05.08.2023: Subway Charging Royalty And Advertising Expenses Does Not Amounts To Profiteering: CCI

The Competition Commission of India (CCI), in the case of DGAP Versus M/s Subway Systems India Pvt. Ltd vide Case No. 08/2023 dated 31.07.2023, held that charging royalty and advertising expenses does not amount to profiteering.

The bench of CCI observed that the rate of GST in respect of Royalty Services was 12% and the rate of GST on Advertisement Charges was 5% in the case of Print media and 18% (other than Print media) since the implementation of GST, and there had been no reduction in the rates of tax. Since there had been no reduction in the rate of tax in respect of the services (e.g., Royalty services and Advertisement services) provided by the Respondent, the provisions of Section 171 of the CGST Act, 2017 were not applicable with respect to these services.

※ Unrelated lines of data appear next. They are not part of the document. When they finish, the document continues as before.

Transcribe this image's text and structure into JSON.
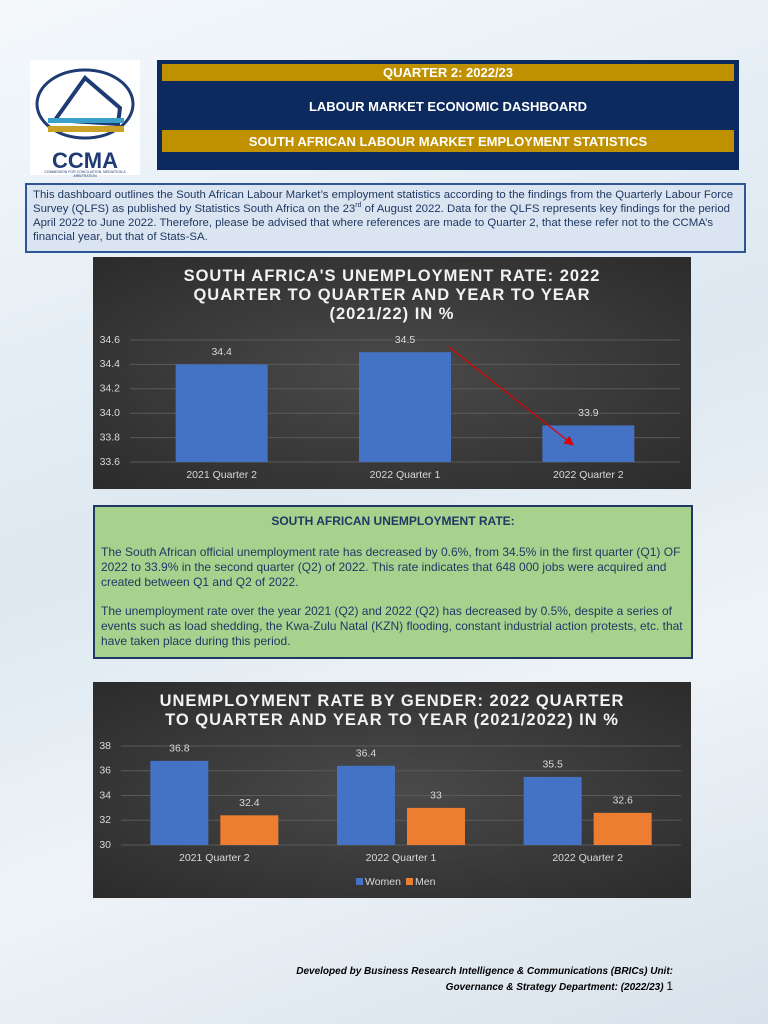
{
  "logo": {
    "name": "CCMA",
    "subtitle": "COMMISSION FOR CONCILIATION, MEDIATION & ARBITRATION"
  },
  "header": {
    "quarter": "QUARTER 2: 2022/23",
    "title": "LABOUR MARKET ECONOMIC DASHBOARD",
    "subtitle": "SOUTH AFRICAN LABOUR MARKET EMPLOYMENT STATISTICS"
  },
  "intro": {
    "before": "This dashboard outlines the South African Labour Market’s employment statistics according to the findings from the Quarterly Labour Force Survey (QLFS) as published by Statistics South Africa on the 23",
    "sup": "rd",
    "after": " of August 2022. Data for the QLFS represents key findings for the period April 2022 to June 2022. Therefore, please be advised that where references are made to Quarter 2, that these refer not to the CCMA’s financial year, but that of Stats-SA."
  },
  "chart_data": [
    {
      "type": "bar",
      "title": "SOUTH AFRICA'S UNEMPLOYMENT RATE: 2022 QUARTER TO QUARTER AND YEAR TO YEAR (2021/22) IN %",
      "categories": [
        "2021 Quarter 2",
        "2022 Quarter 1",
        "2022 Quarter 2"
      ],
      "values": [
        34.4,
        34.5,
        33.9
      ],
      "color": "#4472c4",
      "ylim": [
        33.6,
        34.6
      ],
      "yticks": [
        33.6,
        33.8,
        {
          "value": 34,
          "label": "34.0"
        },
        34.2,
        34.4,
        34.6
      ],
      "grid": true
    },
    {
      "type": "bar",
      "title": "UNEMPLOYMENT RATE BY GENDER: 2022 QUARTER TO QUARTER AND YEAR TO YEAR (2021/2022) IN %",
      "categories": [
        "2021 Quarter 2",
        "2022 Quarter 1",
        "2022 Quarter 2"
      ],
      "series": [
        {
          "name": "Women",
          "color": "#4472c4",
          "values": [
            36.8,
            36.4,
            35.5
          ]
        },
        {
          "name": "Men",
          "color": "#ed7d31",
          "values": [
            32.4,
            33,
            32.6
          ]
        }
      ],
      "ylim": [
        30,
        38
      ],
      "yticks": [
        30,
        32,
        34,
        36,
        38
      ],
      "grid": true,
      "legend": "bottom"
    }
  ],
  "summary": {
    "title": "SOUTH AFRICAN UNEMPLOYMENT RATE:",
    "paragraphs": [
      "The South African official unemployment rate has decreased by 0.6%, from 34.5% in the first quarter (Q1) OF 2022 to 33.9% in the second quarter (Q2) of 2022. This rate indicates that 648 000 jobs were acquired and created between Q1 and Q2 of 2022.",
      "The unemployment rate over the year 2021 (Q2) and 2022 (Q2) has decreased by 0.5%, despite a series of events such as load shedding, the Kwa-Zulu Natal (KZN) flooding, constant industrial action protests, etc. that have taken place during this period."
    ]
  },
  "footer": {
    "line1": "Developed by Business Research Intelligence & Communications (BRICs) Unit:",
    "line2": "Governance & Strategy Department: (2022/23)",
    "page": 1
  }
}
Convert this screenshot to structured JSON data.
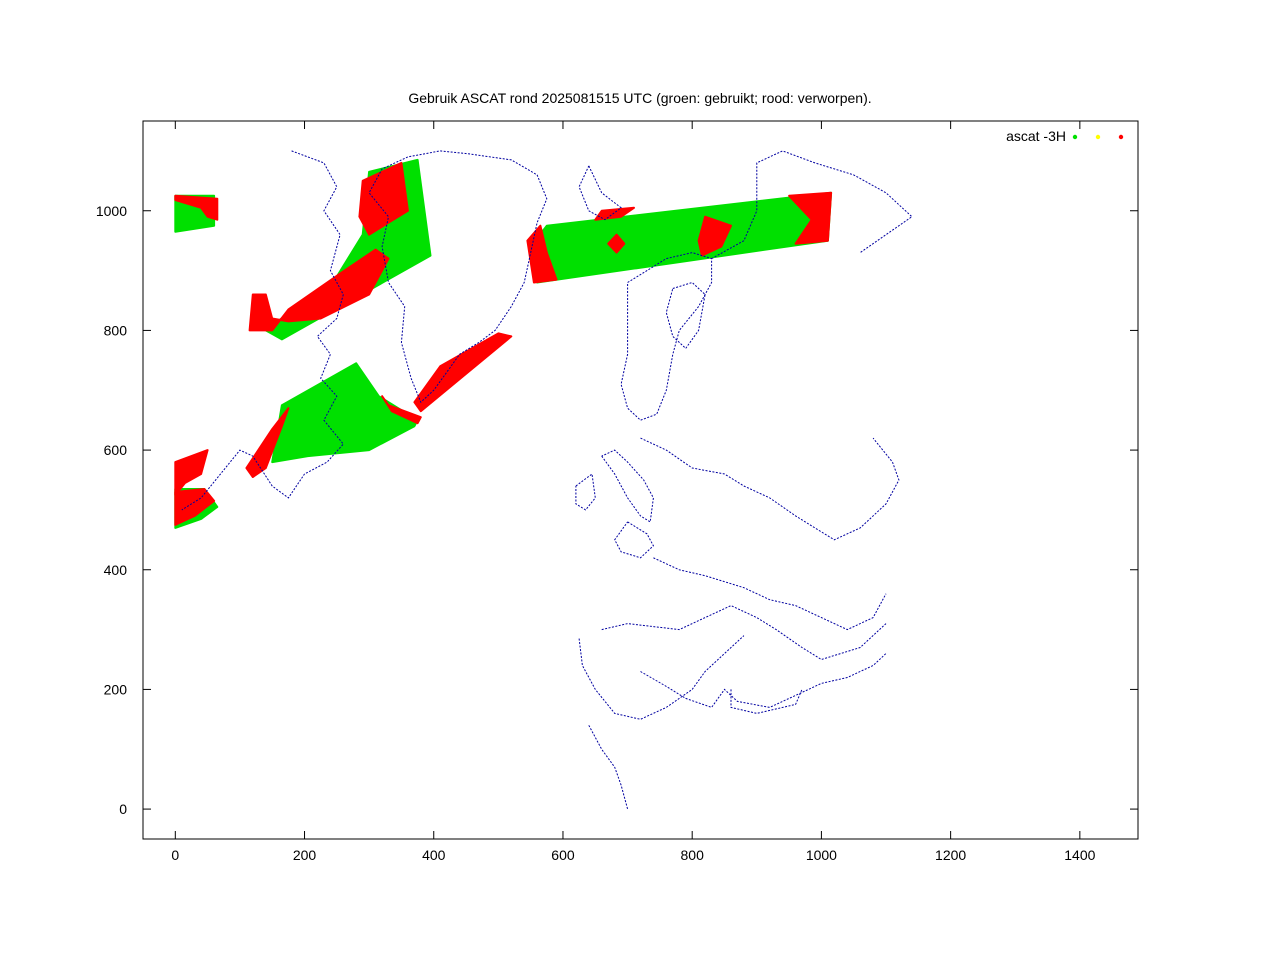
{
  "chart_data": {
    "type": "scatter",
    "title": "Gebruik ASCAT rond 2025081515 UTC (groen: gebruikt; rood: verworpen).",
    "xlabel": "",
    "ylabel": "",
    "xlim": [
      -50,
      1490
    ],
    "ylim": [
      -50,
      1150
    ],
    "x_ticks": [
      "0",
      "200",
      "400",
      "600",
      "800",
      "1000",
      "1200",
      "1400"
    ],
    "y_ticks": [
      "0",
      "200",
      "400",
      "600",
      "800",
      "1000"
    ],
    "grid": false,
    "legend_position": "top-right",
    "legend": {
      "label": "ascat -3H"
    },
    "series": [
      {
        "color": "#00e000"
      },
      {
        "color": "#ffff00"
      },
      {
        "color": "#ff0000"
      }
    ],
    "coastline_color": "#0000a0",
    "swaths": [
      {
        "status": "used",
        "polygon": [
          [
            0,
            1025
          ],
          [
            60,
            1025
          ],
          [
            60,
            975
          ],
          [
            0,
            965
          ]
        ]
      },
      {
        "status": "rejected",
        "polygon": [
          [
            0,
            1025
          ],
          [
            65,
            1020
          ],
          [
            65,
            985
          ],
          [
            50,
            990
          ],
          [
            40,
            1005
          ],
          [
            0,
            1018
          ]
        ]
      },
      {
        "status": "used",
        "polygon": [
          [
            300,
            1065
          ],
          [
            375,
            1085
          ],
          [
            395,
            925
          ],
          [
            165,
            785
          ],
          [
            140,
            800
          ],
          [
            250,
            890
          ],
          [
            290,
            960
          ]
        ]
      },
      {
        "status": "rejected",
        "polygon": [
          [
            120,
            860
          ],
          [
            140,
            860
          ],
          [
            150,
            820
          ],
          [
            175,
            815
          ],
          [
            225,
            820
          ],
          [
            300,
            860
          ],
          [
            330,
            920
          ],
          [
            310,
            935
          ],
          [
            255,
            895
          ],
          [
            175,
            835
          ],
          [
            150,
            800
          ],
          [
            115,
            800
          ]
        ]
      },
      {
        "status": "rejected",
        "polygon": [
          [
            290,
            1050
          ],
          [
            350,
            1080
          ],
          [
            360,
            1000
          ],
          [
            330,
            980
          ],
          [
            300,
            960
          ],
          [
            285,
            990
          ]
        ]
      },
      {
        "status": "used",
        "polygon": [
          [
            165,
            675
          ],
          [
            280,
            745
          ],
          [
            315,
            690
          ],
          [
            375,
            650
          ],
          [
            370,
            640
          ],
          [
            300,
            600
          ],
          [
            205,
            590
          ],
          [
            150,
            580
          ]
        ]
      },
      {
        "status": "rejected",
        "polygon": [
          [
            150,
            635
          ],
          [
            175,
            670
          ],
          [
            165,
            640
          ],
          [
            140,
            570
          ],
          [
            120,
            555
          ],
          [
            110,
            570
          ]
        ]
      },
      {
        "status": "rejected",
        "polygon": [
          [
            330,
            675
          ],
          [
            380,
            655
          ],
          [
            375,
            645
          ],
          [
            335,
            665
          ],
          [
            320,
            690
          ]
        ]
      },
      {
        "status": "rejected",
        "polygon": [
          [
            380,
            665
          ],
          [
            520,
            790
          ],
          [
            500,
            795
          ],
          [
            410,
            740
          ],
          [
            370,
            680
          ]
        ]
      },
      {
        "status": "used",
        "polygon": [
          [
            0,
            535
          ],
          [
            45,
            535
          ],
          [
            65,
            505
          ],
          [
            40,
            485
          ],
          [
            0,
            470
          ]
        ]
      },
      {
        "status": "rejected",
        "polygon": [
          [
            0,
            580
          ],
          [
            50,
            600
          ],
          [
            40,
            560
          ],
          [
            15,
            545
          ],
          [
            0,
            525
          ]
        ]
      },
      {
        "status": "rejected",
        "polygon": [
          [
            0,
            530
          ],
          [
            45,
            535
          ],
          [
            60,
            515
          ],
          [
            30,
            490
          ],
          [
            0,
            475
          ]
        ]
      },
      {
        "status": "used",
        "polygon": [
          [
            575,
            975
          ],
          [
            1015,
            1030
          ],
          [
            1010,
            950
          ],
          [
            560,
            880
          ],
          [
            550,
            940
          ]
        ]
      },
      {
        "status": "rejected",
        "polygon": [
          [
            565,
            975
          ],
          [
            575,
            930
          ],
          [
            590,
            885
          ],
          [
            555,
            880
          ],
          [
            545,
            950
          ]
        ]
      },
      {
        "status": "rejected",
        "polygon": [
          [
            950,
            1025
          ],
          [
            1015,
            1030
          ],
          [
            1010,
            950
          ],
          [
            960,
            945
          ],
          [
            985,
            985
          ]
        ]
      },
      {
        "status": "rejected",
        "polygon": [
          [
            820,
            990
          ],
          [
            860,
            975
          ],
          [
            845,
            940
          ],
          [
            815,
            925
          ],
          [
            810,
            950
          ]
        ]
      },
      {
        "status": "rejected",
        "polygon": [
          [
            660,
            1000
          ],
          [
            710,
            1005
          ],
          [
            690,
            990
          ],
          [
            650,
            985
          ]
        ]
      },
      {
        "status": "rejected",
        "polygon": [
          [
            683,
            960
          ],
          [
            695,
            945
          ],
          [
            683,
            930
          ],
          [
            670,
            945
          ]
        ]
      }
    ],
    "coastlines": [
      [
        [
          180,
          1100
        ],
        [
          230,
          1080
        ],
        [
          250,
          1040
        ],
        [
          230,
          1000
        ],
        [
          255,
          960
        ],
        [
          240,
          900
        ],
        [
          260,
          860
        ],
        [
          250,
          820
        ],
        [
          220,
          790
        ],
        [
          240,
          760
        ],
        [
          225,
          720
        ],
        [
          250,
          690
        ],
        [
          230,
          650
        ],
        [
          260,
          610
        ],
        [
          235,
          580
        ],
        [
          200,
          560
        ],
        [
          175,
          520
        ],
        [
          150,
          540
        ],
        [
          120,
          590
        ],
        [
          100,
          600
        ],
        [
          70,
          560
        ],
        [
          40,
          520
        ],
        [
          10,
          500
        ]
      ],
      [
        [
          410,
          1100
        ],
        [
          455,
          1095
        ],
        [
          520,
          1085
        ],
        [
          560,
          1060
        ],
        [
          575,
          1020
        ],
        [
          560,
          980
        ],
        [
          550,
          930
        ],
        [
          540,
          880
        ],
        [
          520,
          840
        ],
        [
          495,
          800
        ],
        [
          470,
          780
        ],
        [
          440,
          760
        ],
        [
          420,
          730
        ],
        [
          400,
          700
        ],
        [
          380,
          680
        ],
        [
          365,
          720
        ],
        [
          350,
          780
        ],
        [
          355,
          840
        ],
        [
          330,
          880
        ],
        [
          320,
          940
        ],
        [
          330,
          990
        ],
        [
          300,
          1030
        ],
        [
          320,
          1070
        ],
        [
          360,
          1090
        ],
        [
          410,
          1100
        ]
      ],
      [
        [
          640,
          1075
        ],
        [
          660,
          1030
        ],
        [
          690,
          1005
        ],
        [
          665,
          985
        ],
        [
          640,
          1000
        ],
        [
          625,
          1040
        ],
        [
          640,
          1075
        ]
      ],
      [
        [
          700,
          880
        ],
        [
          730,
          900
        ],
        [
          760,
          920
        ],
        [
          800,
          930
        ],
        [
          830,
          920
        ],
        [
          830,
          880
        ],
        [
          810,
          840
        ],
        [
          780,
          800
        ],
        [
          770,
          760
        ],
        [
          760,
          700
        ],
        [
          745,
          660
        ],
        [
          720,
          650
        ],
        [
          700,
          670
        ],
        [
          690,
          710
        ],
        [
          700,
          760
        ],
        [
          700,
          820
        ],
        [
          700,
          880
        ]
      ],
      [
        [
          770,
          870
        ],
        [
          800,
          880
        ],
        [
          820,
          860
        ],
        [
          810,
          800
        ],
        [
          790,
          770
        ],
        [
          770,
          790
        ],
        [
          760,
          830
        ],
        [
          770,
          870
        ]
      ],
      [
        [
          830,
          920
        ],
        [
          880,
          950
        ],
        [
          900,
          1000
        ],
        [
          900,
          1080
        ],
        [
          940,
          1100
        ],
        [
          990,
          1080
        ],
        [
          1050,
          1060
        ],
        [
          1100,
          1030
        ],
        [
          1140,
          990
        ],
        [
          1100,
          960
        ],
        [
          1060,
          930
        ]
      ],
      [
        [
          720,
          620
        ],
        [
          760,
          600
        ],
        [
          800,
          570
        ],
        [
          850,
          560
        ],
        [
          880,
          540
        ],
        [
          920,
          520
        ],
        [
          960,
          490
        ],
        [
          990,
          470
        ],
        [
          1020,
          450
        ],
        [
          1060,
          470
        ],
        [
          1100,
          510
        ],
        [
          1120,
          550
        ],
        [
          1110,
          580
        ],
        [
          1080,
          620
        ]
      ],
      [
        [
          660,
          590
        ],
        [
          680,
          560
        ],
        [
          700,
          520
        ],
        [
          720,
          490
        ],
        [
          735,
          480
        ],
        [
          740,
          520
        ],
        [
          725,
          550
        ],
        [
          700,
          580
        ],
        [
          680,
          600
        ],
        [
          660,
          590
        ]
      ],
      [
        [
          620,
          540
        ],
        [
          645,
          560
        ],
        [
          650,
          520
        ],
        [
          635,
          500
        ],
        [
          620,
          510
        ],
        [
          620,
          540
        ]
      ],
      [
        [
          700,
          480
        ],
        [
          730,
          460
        ],
        [
          740,
          440
        ],
        [
          720,
          420
        ],
        [
          690,
          430
        ],
        [
          680,
          450
        ],
        [
          700,
          480
        ]
      ],
      [
        [
          740,
          420
        ],
        [
          780,
          400
        ],
        [
          820,
          390
        ],
        [
          850,
          380
        ],
        [
          880,
          370
        ],
        [
          920,
          350
        ],
        [
          960,
          340
        ],
        [
          1000,
          320
        ],
        [
          1040,
          300
        ],
        [
          1080,
          320
        ],
        [
          1100,
          360
        ]
      ],
      [
        [
          660,
          300
        ],
        [
          700,
          310
        ],
        [
          740,
          305
        ],
        [
          780,
          300
        ],
        [
          820,
          320
        ],
        [
          860,
          340
        ],
        [
          900,
          320
        ],
        [
          930,
          300
        ],
        [
          970,
          270
        ],
        [
          1000,
          250
        ],
        [
          1060,
          270
        ],
        [
          1100,
          310
        ]
      ],
      [
        [
          625,
          285
        ],
        [
          630,
          240
        ],
        [
          650,
          200
        ],
        [
          680,
          160
        ],
        [
          720,
          150
        ],
        [
          760,
          170
        ],
        [
          800,
          200
        ],
        [
          820,
          230
        ],
        [
          850,
          260
        ],
        [
          880,
          290
        ]
      ],
      [
        [
          640,
          140
        ],
        [
          660,
          100
        ],
        [
          680,
          70
        ],
        [
          690,
          40
        ],
        [
          700,
          0
        ]
      ],
      [
        [
          720,
          230
        ],
        [
          760,
          205
        ],
        [
          790,
          185
        ],
        [
          830,
          170
        ],
        [
          850,
          200
        ],
        [
          870,
          180
        ],
        [
          920,
          170
        ],
        [
          960,
          190
        ],
        [
          1000,
          210
        ],
        [
          1040,
          220
        ],
        [
          1080,
          240
        ],
        [
          1100,
          260
        ]
      ],
      [
        [
          860,
          200
        ],
        [
          860,
          170
        ],
        [
          900,
          160
        ],
        [
          960,
          175
        ],
        [
          970,
          200
        ]
      ]
    ]
  }
}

The respondent/Subway was working on a Franchisee-Franchisor agreement and was providing its business model to various operators, and he was only collecting Royalty and Advertisement Charges from his Franchisees for selling proprietary products of Subway on the net sales declared by individual Franchisees. The rate of Royalty and Advertising Charges was mutually agreed upon with the franchisee, and the Respondent had nothing to do with the individual products sold to the customers.

The Franchisee was only supposed to pay the Royalty Charges and Advertisement charges, as the case might be, on the net sales. Subway did not have any control over the base price offered by its Franchisees to their customers or the amount of Input Tax Credit availed by his Franchisees. As per the Agreement between the Franchisee and Franchisor, there was no clause that indicated that Subway was fixing prices or that he had been supplying the material and was retaining the ITC.

Subway had imposed no restriction on its franchisee's ability to offer discounts to their customers in compliance with Section 171 of the CGST Act, 2017. The consideration for the sale of products was not received by the Respondent from his franchisee, but it was retained by the individual Franchisees and accounted for as revenue in their individual books of accounts.

The main issue in the case was whether the respondent, Subway Systems India Pvt. Ltd., fixed rates for its franchises and made money through royalties and advertising fees.

After reviewing the information, the Director General of Anti-Profiteering (DGAP) came to the conclusion that Subway had no influence on the base pricing established by its franchisees. Subway earned royalties and advertising fees based on net sales, not the base price, and franchisees were in charge of setting prices.

The DGAP discovered that Subway's services did not result in a reduction in the tax rate. Section 171 of the CGST Act of 2017, which calls for passing on the advantages of lower tax rates, did not apply in this situation.

The CCI held that the case does not fall under the ambit of the anti-Profiteering provisions of Section 171 of the CGST Act, 2017 as there had been no reduction in the rate of tax in respect of the services provided by Subway, nor was it supplying the various products to the customers.